Given the company's strength in its sector - a sector almost certain to grow in the future - and it's incredibly strong balance sheet, I'm wondering if there's a better share to hold for income alone.
Even though the shares of Amec Foster Wheeler have risen sharply in recent weeks - there should be much greater growth to come in the next two years. As Harry65 says the company seems to have drawn a line under bad news. It is the good news likely to come which should encourage investors to be bulish in the medium- to long term. Amec acquired Foster Wheeler in January 2014 - when the industry was quiet. We have therefore yet to see the engineering benefits, which should help Amec FW when the market picks up (as indications seem to suggest for oil for the second half of this year). The benefits are that by acquiring FW, Amec can now operate across the full engineering spectrum - from upstream to downstream - and it's one of the few big players who can. Foster Wheeler also has a good name in the onshore world, in the middle east, and the states. Additionally, by acquiring Foster Wheeler, Amec has acquired an Indian office - essential in modern engineering. So there are many reasons to be cheerful as amec won work in the past against its rivals, and now is a much more impressive company. It's fundamentals are strong too.

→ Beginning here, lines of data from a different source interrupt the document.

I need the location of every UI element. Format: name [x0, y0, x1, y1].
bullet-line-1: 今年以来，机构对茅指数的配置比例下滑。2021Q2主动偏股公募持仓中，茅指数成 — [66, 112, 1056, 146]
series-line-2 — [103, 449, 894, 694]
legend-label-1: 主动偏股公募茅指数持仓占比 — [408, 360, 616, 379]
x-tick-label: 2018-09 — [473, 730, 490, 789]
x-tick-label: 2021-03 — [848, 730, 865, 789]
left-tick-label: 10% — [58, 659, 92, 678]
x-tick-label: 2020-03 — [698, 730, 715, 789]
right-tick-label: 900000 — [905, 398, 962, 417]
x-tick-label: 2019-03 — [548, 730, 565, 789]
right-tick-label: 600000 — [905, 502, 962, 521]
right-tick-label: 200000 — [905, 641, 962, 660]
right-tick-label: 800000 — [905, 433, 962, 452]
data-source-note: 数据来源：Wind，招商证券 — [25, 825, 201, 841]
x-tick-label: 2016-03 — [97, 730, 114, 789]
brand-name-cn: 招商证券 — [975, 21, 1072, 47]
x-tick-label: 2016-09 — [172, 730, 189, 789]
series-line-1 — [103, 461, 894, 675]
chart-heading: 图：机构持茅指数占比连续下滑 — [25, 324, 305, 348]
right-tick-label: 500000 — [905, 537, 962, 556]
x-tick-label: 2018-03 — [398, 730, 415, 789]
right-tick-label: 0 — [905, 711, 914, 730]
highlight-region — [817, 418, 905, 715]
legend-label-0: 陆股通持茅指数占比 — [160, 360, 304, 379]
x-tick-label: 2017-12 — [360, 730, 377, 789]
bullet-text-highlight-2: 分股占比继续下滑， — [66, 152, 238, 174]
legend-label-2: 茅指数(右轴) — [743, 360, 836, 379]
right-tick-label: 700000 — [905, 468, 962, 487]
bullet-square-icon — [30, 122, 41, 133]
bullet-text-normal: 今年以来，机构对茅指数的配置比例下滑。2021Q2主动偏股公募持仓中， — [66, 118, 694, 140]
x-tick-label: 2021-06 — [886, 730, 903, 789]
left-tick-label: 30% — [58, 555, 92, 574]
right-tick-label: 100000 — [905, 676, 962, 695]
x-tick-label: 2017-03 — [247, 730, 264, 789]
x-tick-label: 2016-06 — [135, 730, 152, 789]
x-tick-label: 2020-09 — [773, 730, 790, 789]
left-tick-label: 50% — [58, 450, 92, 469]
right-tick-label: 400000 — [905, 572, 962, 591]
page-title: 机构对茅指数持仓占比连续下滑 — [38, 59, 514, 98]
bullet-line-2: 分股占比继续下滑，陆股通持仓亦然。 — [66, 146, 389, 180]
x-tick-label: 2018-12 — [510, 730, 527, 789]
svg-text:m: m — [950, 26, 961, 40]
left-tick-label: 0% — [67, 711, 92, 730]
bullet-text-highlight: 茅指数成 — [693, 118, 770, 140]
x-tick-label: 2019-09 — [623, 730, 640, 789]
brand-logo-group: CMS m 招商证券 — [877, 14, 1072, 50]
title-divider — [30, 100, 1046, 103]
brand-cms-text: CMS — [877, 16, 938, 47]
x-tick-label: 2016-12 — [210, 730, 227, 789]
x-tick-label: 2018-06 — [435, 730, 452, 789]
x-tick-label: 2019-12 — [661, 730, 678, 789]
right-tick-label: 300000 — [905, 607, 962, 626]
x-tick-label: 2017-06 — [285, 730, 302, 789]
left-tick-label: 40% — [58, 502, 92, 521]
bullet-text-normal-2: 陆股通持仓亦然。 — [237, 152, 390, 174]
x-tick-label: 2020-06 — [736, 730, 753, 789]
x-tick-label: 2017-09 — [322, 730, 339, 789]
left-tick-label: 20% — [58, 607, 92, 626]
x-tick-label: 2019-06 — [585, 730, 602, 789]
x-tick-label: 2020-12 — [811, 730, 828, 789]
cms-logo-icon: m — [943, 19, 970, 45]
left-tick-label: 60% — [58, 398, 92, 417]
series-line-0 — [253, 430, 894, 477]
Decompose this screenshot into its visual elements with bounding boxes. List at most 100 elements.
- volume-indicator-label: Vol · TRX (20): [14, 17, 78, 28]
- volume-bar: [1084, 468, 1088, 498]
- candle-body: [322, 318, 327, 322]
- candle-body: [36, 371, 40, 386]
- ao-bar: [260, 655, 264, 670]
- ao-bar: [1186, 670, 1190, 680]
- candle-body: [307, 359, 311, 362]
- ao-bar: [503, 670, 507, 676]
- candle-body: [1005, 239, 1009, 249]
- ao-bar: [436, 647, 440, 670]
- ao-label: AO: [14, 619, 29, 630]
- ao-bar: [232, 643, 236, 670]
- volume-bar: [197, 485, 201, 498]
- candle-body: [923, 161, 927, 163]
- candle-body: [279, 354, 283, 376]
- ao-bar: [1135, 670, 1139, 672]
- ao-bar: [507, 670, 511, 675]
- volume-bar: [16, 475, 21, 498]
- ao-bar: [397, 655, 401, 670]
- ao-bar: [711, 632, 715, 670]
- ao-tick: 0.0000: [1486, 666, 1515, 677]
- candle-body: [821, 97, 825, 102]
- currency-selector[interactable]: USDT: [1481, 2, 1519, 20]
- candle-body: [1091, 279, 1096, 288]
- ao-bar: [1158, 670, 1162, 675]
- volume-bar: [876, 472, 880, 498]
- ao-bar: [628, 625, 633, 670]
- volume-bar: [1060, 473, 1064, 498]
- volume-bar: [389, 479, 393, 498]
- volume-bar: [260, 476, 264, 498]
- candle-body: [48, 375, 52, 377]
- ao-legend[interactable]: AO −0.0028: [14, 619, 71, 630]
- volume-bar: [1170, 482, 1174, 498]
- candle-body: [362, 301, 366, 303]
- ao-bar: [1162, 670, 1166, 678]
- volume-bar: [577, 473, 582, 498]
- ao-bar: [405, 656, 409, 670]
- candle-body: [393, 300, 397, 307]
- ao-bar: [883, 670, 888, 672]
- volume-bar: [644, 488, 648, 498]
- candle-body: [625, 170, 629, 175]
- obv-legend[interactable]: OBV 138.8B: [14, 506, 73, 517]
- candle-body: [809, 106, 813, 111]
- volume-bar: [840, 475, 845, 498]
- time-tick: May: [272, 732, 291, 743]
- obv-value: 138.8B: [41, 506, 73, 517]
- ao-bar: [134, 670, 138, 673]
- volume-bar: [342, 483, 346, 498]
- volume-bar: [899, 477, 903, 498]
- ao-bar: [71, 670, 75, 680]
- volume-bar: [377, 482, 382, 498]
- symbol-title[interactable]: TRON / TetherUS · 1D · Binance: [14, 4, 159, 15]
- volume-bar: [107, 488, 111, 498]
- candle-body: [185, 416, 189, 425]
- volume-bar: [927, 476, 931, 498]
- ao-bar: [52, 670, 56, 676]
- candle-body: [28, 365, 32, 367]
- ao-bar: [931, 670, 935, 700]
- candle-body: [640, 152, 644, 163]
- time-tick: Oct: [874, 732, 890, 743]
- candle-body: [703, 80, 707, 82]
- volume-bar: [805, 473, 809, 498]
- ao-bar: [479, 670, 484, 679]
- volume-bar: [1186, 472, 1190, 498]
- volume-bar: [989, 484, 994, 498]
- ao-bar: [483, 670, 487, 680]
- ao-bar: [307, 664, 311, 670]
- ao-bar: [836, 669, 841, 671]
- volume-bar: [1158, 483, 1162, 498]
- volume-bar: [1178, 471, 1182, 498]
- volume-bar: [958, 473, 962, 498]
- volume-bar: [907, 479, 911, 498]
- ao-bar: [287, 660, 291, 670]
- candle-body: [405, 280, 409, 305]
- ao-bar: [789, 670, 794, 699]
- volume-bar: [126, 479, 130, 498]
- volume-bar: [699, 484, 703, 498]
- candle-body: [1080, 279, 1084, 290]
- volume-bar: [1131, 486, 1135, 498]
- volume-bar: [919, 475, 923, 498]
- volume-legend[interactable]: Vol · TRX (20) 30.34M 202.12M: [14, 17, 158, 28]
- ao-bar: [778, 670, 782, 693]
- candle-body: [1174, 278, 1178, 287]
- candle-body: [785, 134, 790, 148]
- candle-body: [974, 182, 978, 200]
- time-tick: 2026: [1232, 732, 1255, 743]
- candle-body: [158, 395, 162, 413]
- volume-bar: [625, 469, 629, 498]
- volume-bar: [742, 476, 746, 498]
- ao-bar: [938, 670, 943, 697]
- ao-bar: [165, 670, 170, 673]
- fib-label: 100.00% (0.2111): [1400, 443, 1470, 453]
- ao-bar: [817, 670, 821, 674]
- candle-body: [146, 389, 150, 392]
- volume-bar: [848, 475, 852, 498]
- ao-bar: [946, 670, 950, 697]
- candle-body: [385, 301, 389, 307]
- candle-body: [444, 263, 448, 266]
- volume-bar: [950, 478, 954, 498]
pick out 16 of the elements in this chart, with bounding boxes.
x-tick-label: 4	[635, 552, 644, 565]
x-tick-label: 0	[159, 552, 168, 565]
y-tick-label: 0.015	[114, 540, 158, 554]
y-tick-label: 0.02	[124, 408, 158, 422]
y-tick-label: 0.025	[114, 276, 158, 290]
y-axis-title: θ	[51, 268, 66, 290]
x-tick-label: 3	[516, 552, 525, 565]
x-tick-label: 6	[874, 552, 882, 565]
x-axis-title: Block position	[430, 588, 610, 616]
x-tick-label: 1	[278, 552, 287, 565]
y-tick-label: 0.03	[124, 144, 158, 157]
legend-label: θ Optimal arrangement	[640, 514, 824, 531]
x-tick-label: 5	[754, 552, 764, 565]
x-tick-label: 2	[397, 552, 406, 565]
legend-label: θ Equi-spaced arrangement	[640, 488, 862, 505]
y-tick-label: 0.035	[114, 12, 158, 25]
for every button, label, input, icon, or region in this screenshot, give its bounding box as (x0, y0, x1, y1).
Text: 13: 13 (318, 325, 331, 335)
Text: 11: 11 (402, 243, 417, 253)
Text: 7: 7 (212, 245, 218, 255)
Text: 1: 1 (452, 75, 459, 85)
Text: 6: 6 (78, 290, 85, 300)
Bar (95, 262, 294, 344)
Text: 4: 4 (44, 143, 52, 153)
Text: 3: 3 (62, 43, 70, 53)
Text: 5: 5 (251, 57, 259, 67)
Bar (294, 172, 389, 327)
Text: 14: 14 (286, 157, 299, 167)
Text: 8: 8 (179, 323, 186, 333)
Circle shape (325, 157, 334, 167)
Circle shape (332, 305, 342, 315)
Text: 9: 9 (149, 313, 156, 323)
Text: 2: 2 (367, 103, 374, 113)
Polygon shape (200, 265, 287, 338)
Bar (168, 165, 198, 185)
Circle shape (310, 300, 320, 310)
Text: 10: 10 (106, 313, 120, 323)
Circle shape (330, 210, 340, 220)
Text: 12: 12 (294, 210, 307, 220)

It seems to me that the recent drop in the share price represents a great buying opportunity. Many brokers still have targets of around £6 a share, and the company has had a very reassuring start to 2016 with over 5 contract wins, especially outside of oil and gas, of which Amec Foster Wheeler has many interests beyond. With a recent change in CEO, the company should prove a very decent long term investment
Whilst it is clear that the oil and gas industry is in some difficulty, the battering that Amec has endured seems overdone. This is a very well-run engineering company, with many excellent features. It is one of the top 5 engineering offices in London and one of the top 2 in Aberdeen. The acquisition of Foster Wheeler in February provides long term strengthening of Amec’s capabilities. Overnight, the Foster Wheeler acquisition made AMFW one of the only contractors to truly operate across the whole engineering spectrum, from downstream to upstream – it also made Amec a heavyweight player in the middle east, where Foster Wheeler is a prestigious name. Like KBR beforehand who bought out MW Kelloggs which was based in expensive Greenford and closed the London office, relocating all engineering to the Leatherhead KBR office, Amec has closed its Old street office, and rerouted engineering to Reading – saving money, but also with a s****y management office in London Wall. The FW purchase also gave Amec an Indian office – and a portion of all future work will be done there. Whilst the Greenfield work carried out in London will be unlikely to flourish in 2016, the Brownfield (maintenance work) office performed by Aberdeen is likely to pick up in 2016 as for HSE reasons, platforms need to be regularly maintained. There was a recent win of a contract by Aker solutions of a BP maintenance job and it is likely that more contracts will be available. As Amec is an Aberdeen heavyweight (one of 2) it is likely that Amec will enjoy a better year next year from oil revenues. The company also is diversified beyond O&G, and has had recent successes in nuclear for example. The company has strong, stable management and a good foundation to do better next year than this year, and very good prospects beyond. It seems to be chronically undervalued.